Chicago teachers union votes against returning to classrooms
The Chicago Teachers Union voted against returning to in-person learning despite the district's plan for K-8 students to return to classrooms on Feb 1, the Associated Press reports.
Why it matters: District officials have said that the union's decision to disobey the order to return to schools would violate the union’s collective bargaining agreement, which prohibits union members from striking. Union officials, however, say that teachers retuning to schools without being vaccinated would put them at greater risk of contracting the virus.
Driving the news: President Biden's plan to accelerate the reopening of K-8 schools faces major challenges, Axios' Kyle Daly writes. American students are falling behind due to remote learning yet inadequate contact tracing has made it harder to determine the risk of going back into classrooms.

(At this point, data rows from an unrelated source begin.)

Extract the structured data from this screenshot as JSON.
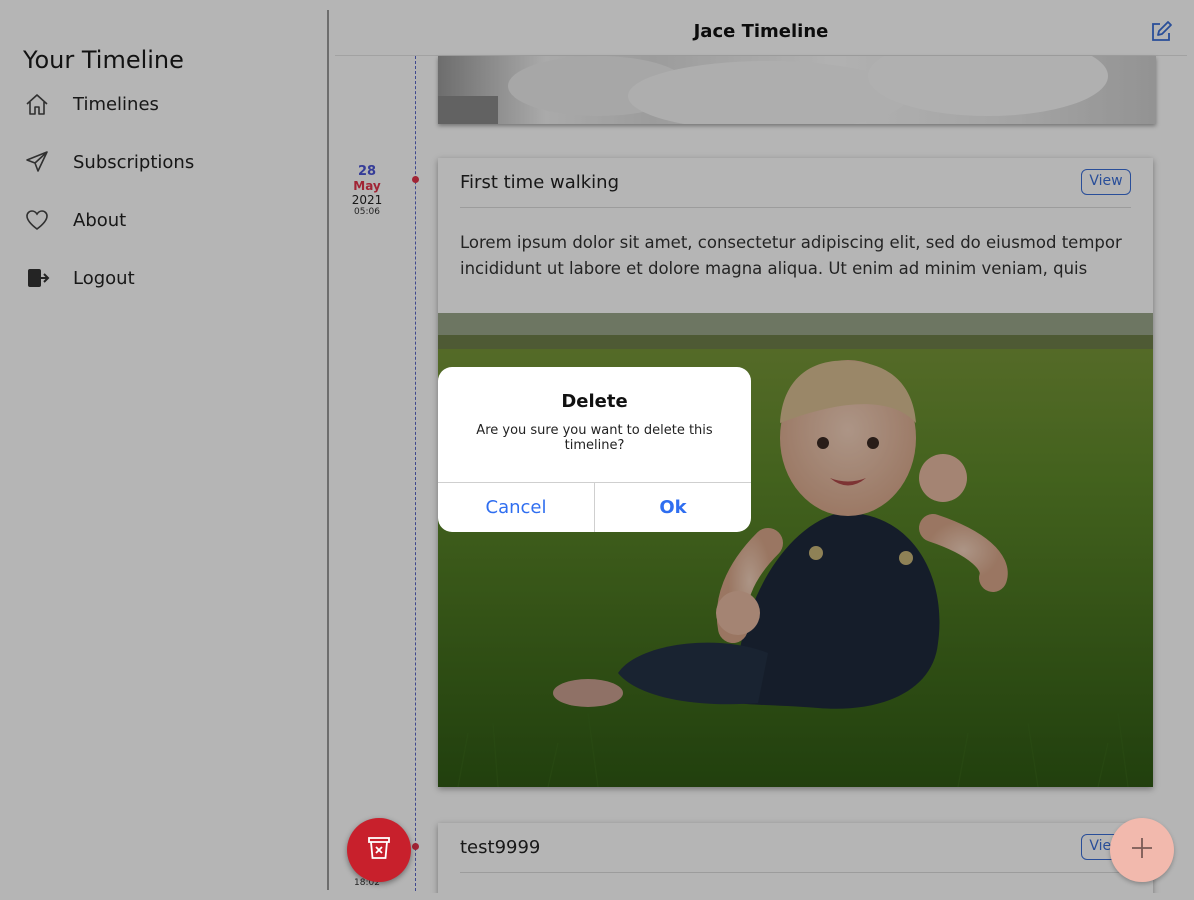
{
  "sidebar": {
    "title": "Your Timeline",
    "items": [
      {
        "label": "Timelines",
        "icon": "home-icon"
      },
      {
        "label": "Subscriptions",
        "icon": "paper-plane-icon"
      },
      {
        "label": "About",
        "icon": "heart-icon"
      },
      {
        "label": "Logout",
        "icon": "logout-icon"
      }
    ]
  },
  "header": {
    "title": "Jace Timeline",
    "edit_icon": "edit-icon"
  },
  "entries": [
    {
      "date": {
        "day": "28",
        "month": "May",
        "year": "2021",
        "time": "05:06"
      },
      "title": "First time walking",
      "view_label": "View",
      "description": "Lorem ipsum dolor sit amet, consectetur adipiscing elit, sed do eiusmod tempor incididunt ut labore et dolore magna aliqua. Ut enim ad minim veniam, quis"
    },
    {
      "date": {
        "time": "18:02"
      },
      "title": "test9999",
      "view_label": "View"
    }
  ],
  "dialog": {
    "title": "Delete",
    "message": "Are you sure you want to delete this timeline?",
    "cancel_label": "Cancel",
    "ok_label": "Ok"
  },
  "fabs": {
    "delete_icon": "trash-icon",
    "add_icon": "plus-icon"
  },
  "colors": {
    "accent_blue": "#3b6fd8",
    "date_day": "#4b55d6",
    "date_month": "#e3334a",
    "delete_fab": "#c8202c",
    "add_fab": "#f2b9ad",
    "dialog_button": "#2f6ef0"
  }
}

Where it stands: Roughly 10,000 K-8 teachers from the nation’s third-largest school district are supposed to return to school on Monday to prepare for part-time in-school classes starting Feb. 1.

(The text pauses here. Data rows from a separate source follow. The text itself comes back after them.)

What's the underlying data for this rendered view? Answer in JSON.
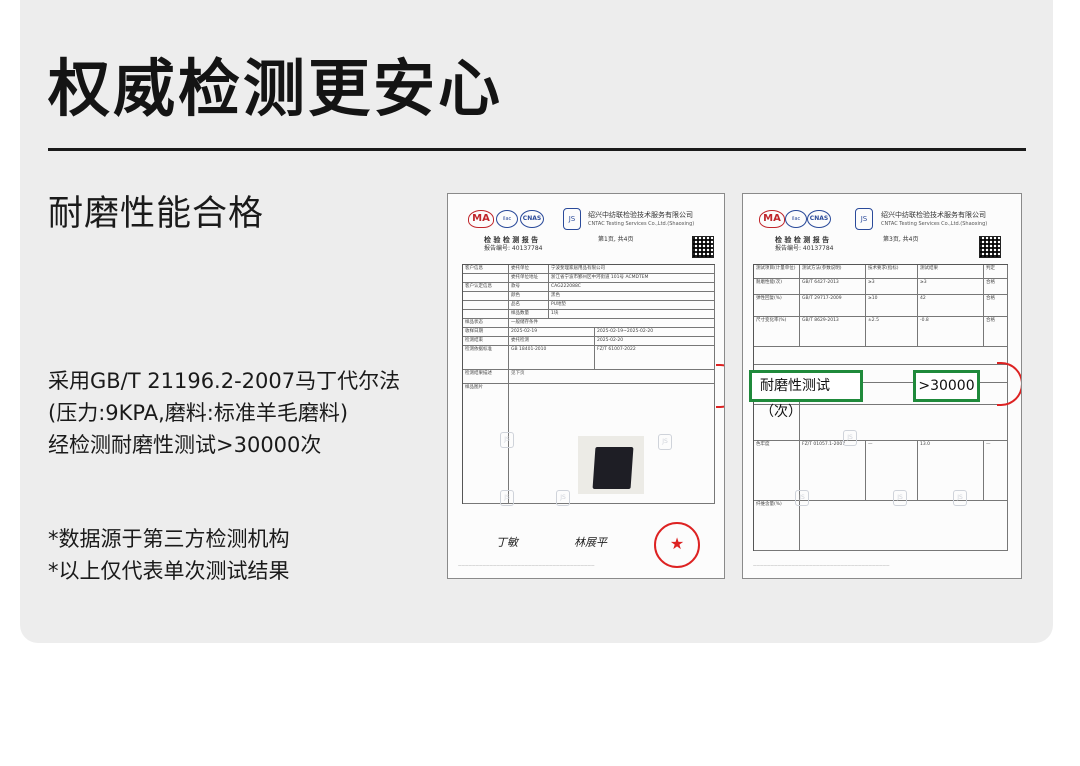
{
  "title": "权威检测更安心",
  "subtitle": "耐磨性能合格",
  "description_lines": [
    "采用GB/T 21196.2-2007马丁代尔法",
    "(压力:9KPA,磨料:标准羊毛磨料)",
    "经检测耐磨性测试>30000次"
  ],
  "notes": [
    "*数据源于第三方检测机构",
    "*以上仅代表单次测试结果"
  ],
  "report_left": {
    "logo_ma": "MA",
    "company_cn": "绍兴中纺联检验技术服务有限公司",
    "company_en": "CNTAC Testing Services Co.,Ltd.(Shaoxing)",
    "report_title": "检 验 检 测 报 告",
    "report_no": "报告编号: 40137784",
    "page": "第1页, 共4页",
    "rows": [
      [
        "客户信息",
        "委托单位",
        "宁波斐理家居用品有限公司"
      ],
      [
        "",
        "委托单位地址",
        "浙江省宁波市鄞州区中河街道 101号 ACMDTEM"
      ],
      [
        "客户认定信息",
        "款号",
        "CAG222088C"
      ],
      [
        "",
        "颜色",
        "黑色"
      ],
      [
        "",
        "品名",
        "PU地垫"
      ],
      [
        "",
        "样品数量",
        "1块"
      ],
      [
        "样品状态",
        "一般储存条件",
        ""
      ],
      [
        "收样日期",
        "2025-02-19",
        "2025-02-19~2025-02-20"
      ],
      [
        "检测结束",
        "委托检测",
        "2025-02-20"
      ],
      [
        "检测依据标准",
        "GB 18401-2010",
        "FZ/T 61007-2022"
      ],
      [
        "检测结果描述",
        "见下页",
        ""
      ],
      [
        "样品图片",
        "",
        ""
      ]
    ],
    "signature_1": "丁敏",
    "signature_2": "林展平"
  },
  "report_right": {
    "logo_ma": "MA",
    "company_cn": "绍兴中纺联检验技术服务有限公司",
    "company_en": "CNTAC Testing Services Co.,Ltd.(Shaoxing)",
    "report_title": "检 验 检 测 报 告",
    "report_no": "报告编号: 40137784",
    "page": "第3页, 共4页",
    "header_cols": [
      "测试项目(计量单位)",
      "测试方法(参数说明)",
      "技术要求(指标)",
      "测试结果",
      "判定"
    ],
    "rows": [
      [
        "耐磨性能(次)",
        "GB/T 6427-2013",
        "≥3",
        "≥3",
        "合格"
      ],
      [
        "弹性回复(%)",
        "GB/T 29717-2009",
        "≥10",
        "42",
        "合格"
      ],
      [
        "尺寸变化率(%)",
        "GB/T 8629-2013",
        "±2.5",
        "-0.8",
        "合格"
      ],
      [
        "色牢度",
        "FZ/T 01057.1-2007",
        "—",
        "13.0",
        "—"
      ],
      [
        "纤维含量(%)",
        "FZ/T 01057.4-2007",
        "—",
        "27.0",
        "—"
      ]
    ],
    "highlight_label": "耐磨性测试（次）",
    "highlight_value": ">30000"
  }
}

- The district went fully remote last March because of the pandemic but has gradually welcomed students back.
- Pre-K and special education students have started in-person instruction this month, and teachers who didn’t return to this model were punished.
What they're saying: The union is advocating for teachers and staffers to continue working from home until they have had at least the first of the two vaccines.
- They argue that the district would be responsible for a work stoppage if it decides to punish teachers for staying home on Monday.
The other side: The district said it would begin vaccinating teachers and staff by mid-February but the process would take months.